The dialogue is written in such a broad scottish dialect that it was nearly 200 pages in before I could relax my brain into translation mode and read it direectly.  Prior to that I was having to read and rerread the dialogue to try to work out what the hell was being said.

 From the prologue -
Fits a fine loon like yersel deein here, at the hin end o' the fair? Id've thocht ye'd be awa lang ere the noo, gin ye'd nae mind me askin.

That's one of the easier lines of dialogue in the prologue.

You can tell Alex Benzie fancies himself a serious literary author.  None of the dialogue is in quote marks, copying Cormac McCarthy and others, he never uses one word where twenty nine paragraphs will do the job.  There are chapters that go on for ten pages, where the most that happens is a man says hello to a woman. This was heavy going.

We hear about show don't tell - this takes that to the extreme.  Instead of a short chapter telling us some key points of our central character's childhood, after the prologue, we go to his birth, and follow him from small baby, to toddler, to his early schooldays etc etc.  It's showing us why he is the way he is as he gets older, but it really takes its time.

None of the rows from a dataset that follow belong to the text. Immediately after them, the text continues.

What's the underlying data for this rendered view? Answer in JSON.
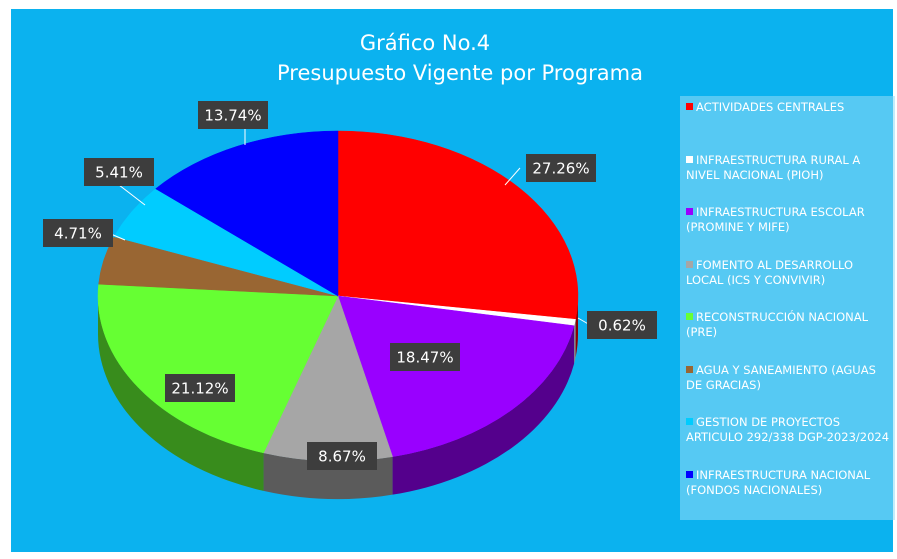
{
  "chart_data": {
    "type": "pie",
    "title": "Gráfico No.4",
    "subtitle": "Presupuesto Vigente por Programa",
    "categories": [
      "ACTIVIDADES CENTRALES",
      "INFRAESTRUCTURA RURAL A NIVEL NACIONAL (PIOH)",
      "INFRAESTRUCTURA ESCOLAR (PROMINE Y MIFE)",
      "FOMENTO AL DESARROLLO LOCAL (ICS Y CONVIVIR)",
      "RECONSTRUCCIÓN NACIONAL (PRE)",
      "AGUA Y SANEAMIENTO (AGUAS DE GRACIAS)",
      "GESTION DE PROYECTOS ARTICULO 292/338 DGP-2023/2024",
      "INFRAESTRUCTURA NACIONAL (FONDOS NACIONALES)"
    ],
    "values": [
      27.26,
      0.62,
      18.47,
      8.67,
      21.12,
      4.71,
      5.41,
      13.74
    ],
    "value_labels": [
      "27.26%",
      "0.62%",
      "18.47%",
      "8.67%",
      "21.12%",
      "4.71%",
      "5.41%",
      "13.74%"
    ],
    "colors": [
      "#ff0000",
      "#ffffff",
      "#9900ff",
      "#a6a6a6",
      "#66ff33",
      "#996633",
      "#00ccff",
      "#0000ff"
    ],
    "legend": "right"
  }
}
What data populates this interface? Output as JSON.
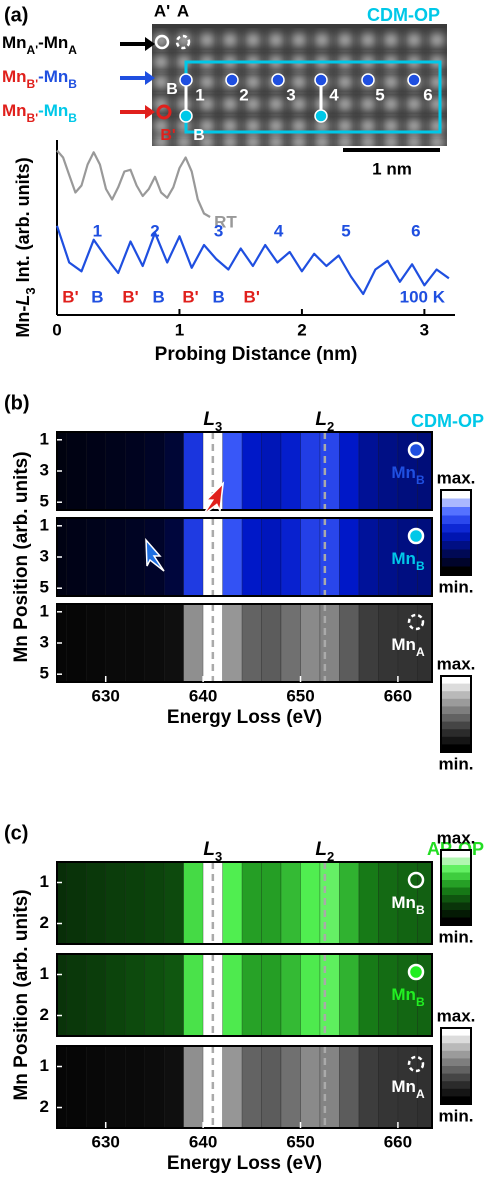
{
  "chart_data": [
    {
      "type": "line",
      "panel": "(a)",
      "title": "CDM-OP",
      "title_color": "#00c8e8",
      "image": {
        "columns": [
          "A'",
          "A"
        ],
        "scale_bar": "1 nm",
        "sites": [
          "1",
          "2",
          "3",
          "4",
          "5",
          "6"
        ],
        "site_marks": [
          "B",
          "B'",
          "B"
        ],
        "rows": [
          {
            "parts": [
              "Mn",
              "A'",
              "-Mn",
              "A"
            ],
            "colors": [
              "#000000",
              "#000000"
            ],
            "arrow": "#000000"
          },
          {
            "parts": [
              "Mn",
              "B'",
              "-Mn",
              "B"
            ],
            "colors": [
              "#e0201c",
              "#1f4fe0"
            ],
            "arrow": "#1f4fe0"
          },
          {
            "parts": [
              "Mn",
              "B'",
              "-Mn",
              "B"
            ],
            "colors": [
              "#e0201c",
              "#00c8e8"
            ],
            "arrow": "#e0201c"
          }
        ]
      },
      "x_label": "Probing Distance (nm)",
      "y_label": [
        "Mn-",
        "L",
        "3",
        " Int. (arb. units)"
      ],
      "xlim": [
        0,
        3.25
      ],
      "xticks": [
        0,
        1,
        2,
        3
      ],
      "ylim": [
        0,
        10
      ],
      "series": [
        {
          "name": "RT",
          "color": "#999999",
          "x": [
            0,
            0.05,
            0.1,
            0.15,
            0.2,
            0.25,
            0.3,
            0.35,
            0.4,
            0.45,
            0.5,
            0.55,
            0.6,
            0.65,
            0.7,
            0.75,
            0.8,
            0.85,
            0.9,
            0.95,
            1.0,
            1.05,
            1.1,
            1.15,
            1.2,
            1.25
          ],
          "values": [
            9.4,
            9.0,
            8.0,
            7.0,
            7.4,
            8.6,
            9.3,
            8.6,
            7.2,
            6.6,
            7.3,
            8.2,
            8.3,
            7.4,
            6.8,
            7.2,
            7.9,
            7.0,
            6.7,
            7.3,
            8.4,
            9.0,
            8.2,
            6.6,
            5.8,
            5.6
          ]
        },
        {
          "name": "100 K",
          "color": "#1f4fe0",
          "x": [
            0,
            0.1,
            0.2,
            0.3,
            0.4,
            0.5,
            0.6,
            0.7,
            0.8,
            0.9,
            1.0,
            1.1,
            1.2,
            1.3,
            1.4,
            1.5,
            1.6,
            1.7,
            1.8,
            1.9,
            2.0,
            2.1,
            2.2,
            2.3,
            2.4,
            2.5,
            2.6,
            2.7,
            2.8,
            2.9,
            3.0,
            3.1,
            3.2
          ],
          "values": [
            5.1,
            3.0,
            2.5,
            4.3,
            3.3,
            2.4,
            4.2,
            2.8,
            4.7,
            3.0,
            4.5,
            2.7,
            4.0,
            3.2,
            2.6,
            3.8,
            2.8,
            4.0,
            3.0,
            3.6,
            2.5,
            3.5,
            2.8,
            3.4,
            2.2,
            1.2,
            2.6,
            3.1,
            1.9,
            2.9,
            1.7,
            2.6,
            2.1
          ]
        }
      ],
      "peak_labels": [
        {
          "text": "1",
          "x": 0.33
        },
        {
          "text": "2",
          "x": 0.8
        },
        {
          "text": "3",
          "x": 1.32
        },
        {
          "text": "4",
          "x": 1.81
        },
        {
          "text": "5",
          "x": 2.36
        },
        {
          "text": "6",
          "x": 2.93
        }
      ],
      "site_labels": [
        {
          "text": "B'",
          "x": 0.11,
          "color": "#e0201c"
        },
        {
          "text": "B",
          "x": 0.33,
          "color": "#1f4fe0"
        },
        {
          "text": "B'",
          "x": 0.6,
          "color": "#e0201c"
        },
        {
          "text": "B",
          "x": 0.83,
          "color": "#1f4fe0"
        },
        {
          "text": "B'",
          "x": 1.09,
          "color": "#e0201c"
        },
        {
          "text": "B",
          "x": 1.32,
          "color": "#1f4fe0"
        },
        {
          "text": "B'",
          "x": 1.59,
          "color": "#e0201c"
        }
      ]
    },
    {
      "type": "heatmap",
      "panel": "(b)",
      "title": "CDM-OP",
      "title_color": "#00c8e8",
      "edges": [
        {
          "label": [
            "L",
            "3"
          ],
          "x": 641
        },
        {
          "label": [
            "L",
            "2"
          ],
          "x": 652.5
        }
      ],
      "x_label": "Energy Loss (eV)",
      "y_label": "Mn Position (arb. units)",
      "xlim": [
        625,
        663.5
      ],
      "xticks": [
        630,
        640,
        650,
        660
      ],
      "ylim": [
        0.5,
        5.5
      ],
      "yticks": [
        1,
        3,
        5
      ],
      "energy": [
        625,
        627,
        629,
        631,
        633,
        635,
        637,
        639,
        641,
        643,
        645,
        647,
        649,
        651,
        653,
        655,
        657,
        659,
        661,
        663
      ],
      "colorbars": [
        {
          "max": "max.",
          "min": "min.",
          "colormap": [
            "#000000",
            "#000a60",
            "#0018c8",
            "#4060ff",
            "#ffffff"
          ]
        },
        {
          "max": "max.",
          "min": "min.",
          "colormap": [
            "#000000",
            "#303030",
            "#707070",
            "#b0b0b0",
            "#ffffff"
          ]
        }
      ],
      "maps": [
        {
          "label": [
            "Mn",
            "B"
          ],
          "label_color": "#1f4fe0",
          "marker_fill": "#1f4fe0",
          "marker_dashed": false,
          "colorbar": 0,
          "intensity": [
            0.04,
            0.05,
            0.06,
            0.07,
            0.08,
            0.1,
            0.14,
            0.6,
            1.0,
            0.72,
            0.5,
            0.46,
            0.52,
            0.63,
            0.66,
            0.5,
            0.38,
            0.34,
            0.32,
            0.31
          ]
        },
        {
          "label": [
            "Mn",
            "B"
          ],
          "label_color": "#00c8e8",
          "marker_fill": "#00c8e8",
          "marker_dashed": false,
          "colorbar": 0,
          "intensity": [
            0.05,
            0.06,
            0.07,
            0.08,
            0.09,
            0.11,
            0.16,
            0.62,
            1.0,
            0.7,
            0.5,
            0.47,
            0.53,
            0.64,
            0.66,
            0.5,
            0.39,
            0.35,
            0.33,
            0.32
          ]
        },
        {
          "label": [
            "Mn",
            "A"
          ],
          "label_color": "#ffffff",
          "marker_fill": "none",
          "marker_dashed": true,
          "colorbar": 1,
          "intensity": [
            0.03,
            0.03,
            0.04,
            0.05,
            0.05,
            0.06,
            0.08,
            0.62,
            1.0,
            0.65,
            0.45,
            0.42,
            0.5,
            0.6,
            0.58,
            0.42,
            0.3,
            0.27,
            0.26,
            0.25
          ]
        }
      ]
    },
    {
      "type": "heatmap",
      "panel": "(c)",
      "title": "AP-OP",
      "title_color": "#22dd22",
      "edges": [
        {
          "label": [
            "L",
            "3"
          ],
          "x": 641
        },
        {
          "label": [
            "L",
            "2"
          ],
          "x": 652.5
        }
      ],
      "x_label": "Energy Loss (eV)",
      "y_label": "Mn Position (arb. units)",
      "xlim": [
        625,
        663.5
      ],
      "xticks": [
        630,
        640,
        650,
        660
      ],
      "ylim": [
        0.5,
        2.5
      ],
      "yticks": [
        1,
        2
      ],
      "energy": [
        625,
        627,
        629,
        631,
        633,
        635,
        637,
        639,
        641,
        643,
        645,
        647,
        649,
        651,
        653,
        655,
        657,
        659,
        661,
        663
      ],
      "colorbars": [
        {
          "max": "max.",
          "min": "min.",
          "colormap": [
            "#000000",
            "#0a3a0a",
            "#1a8a1a",
            "#50ee50",
            "#ffffff"
          ]
        },
        {
          "max": "max.",
          "min": "min.",
          "colormap": [
            "#000000",
            "#303030",
            "#707070",
            "#b0b0b0",
            "#ffffff"
          ]
        }
      ],
      "maps": [
        {
          "label": [
            "Mn",
            "B"
          ],
          "label_color": "#ffffff",
          "marker_fill": "none",
          "marker_dashed": false,
          "colorbar": 0,
          "intensity": [
            0.2,
            0.22,
            0.24,
            0.26,
            0.27,
            0.28,
            0.3,
            0.7,
            1.0,
            0.75,
            0.55,
            0.55,
            0.62,
            0.75,
            0.78,
            0.6,
            0.45,
            0.4,
            0.38,
            0.37
          ]
        },
        {
          "label": [
            "Mn",
            "B"
          ],
          "label_color": "#22ee22",
          "marker_fill": "#22ee22",
          "marker_dashed": false,
          "colorbar": 0,
          "intensity": [
            0.22,
            0.24,
            0.26,
            0.28,
            0.3,
            0.32,
            0.34,
            0.72,
            1.0,
            0.74,
            0.56,
            0.55,
            0.62,
            0.74,
            0.77,
            0.6,
            0.45,
            0.41,
            0.39,
            0.38
          ]
        },
        {
          "label": [
            "Mn",
            "A"
          ],
          "label_color": "#ffffff",
          "marker_fill": "none",
          "marker_dashed": true,
          "colorbar": 1,
          "intensity": [
            0.03,
            0.03,
            0.04,
            0.05,
            0.05,
            0.06,
            0.08,
            0.62,
            1.0,
            0.65,
            0.45,
            0.42,
            0.5,
            0.6,
            0.58,
            0.42,
            0.3,
            0.27,
            0.26,
            0.25
          ]
        }
      ]
    }
  ]
}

The story isn't even that interesting.  The blurb makes it sound like there's going to be intrigue and conflict.  Instead it's actually nearly 600 pages about a lad in his late teens fixing a clock and having a crush on a girl.  And the clock repair doesn't enter the story till well over half way through.

The "villain" of the piece doesn't get even the slightest bit of come-uppance. And, yet another story where the first time the innocent young girl "becomes a woman" she gets pregnant. I'm sure it happens sometimes in reality, but why does it happen nearly every time in fiction?  

Having dragged myself through the 571 pages, do I feel a better person for reading it?  Have I been offered any great insights into life? Am I sad that these characters are leaving my life now I'm moving on to another book?

No, No and No.

I'm sure there are people out there who will gasp at the beauty of the prose (which to be fair - is very easy on the eye as dense literature goes - despite going on a bit) and will wax lyrical about the book's depiction of a microcosm of society  on the cusp of technological change and its metaphorical resonance.

Yeah sure, it has got that. The town is drawn well and we do know the characters well by the end of it.  We dislike the charcaters we're meant to dislike but... I felt no real connection to any of the characters we're supposed to like.  Despite following him through almost his entire childhood, Watchie is a bit of a wet blanket as characters go. He has no real personality.

Somehow, the surfeit of description has left him, and most of the side characters, with only one dimension visible.  The villain of the piece is the only one who feels even slightly fleshed out, mainly because of the difference between the way he presents himself publically and the depiction of his inner world.

I don't think I will be reading anythiong else by Mr Benzie.  If you wish to do so, this is available through the usual places where you can buy books. Hell, you can have my copy for the cost of postage if you ask me before I take it to the charity shop.

One good thing about the length of this, when it leaves my shelves, I've got rooom for two regular length books.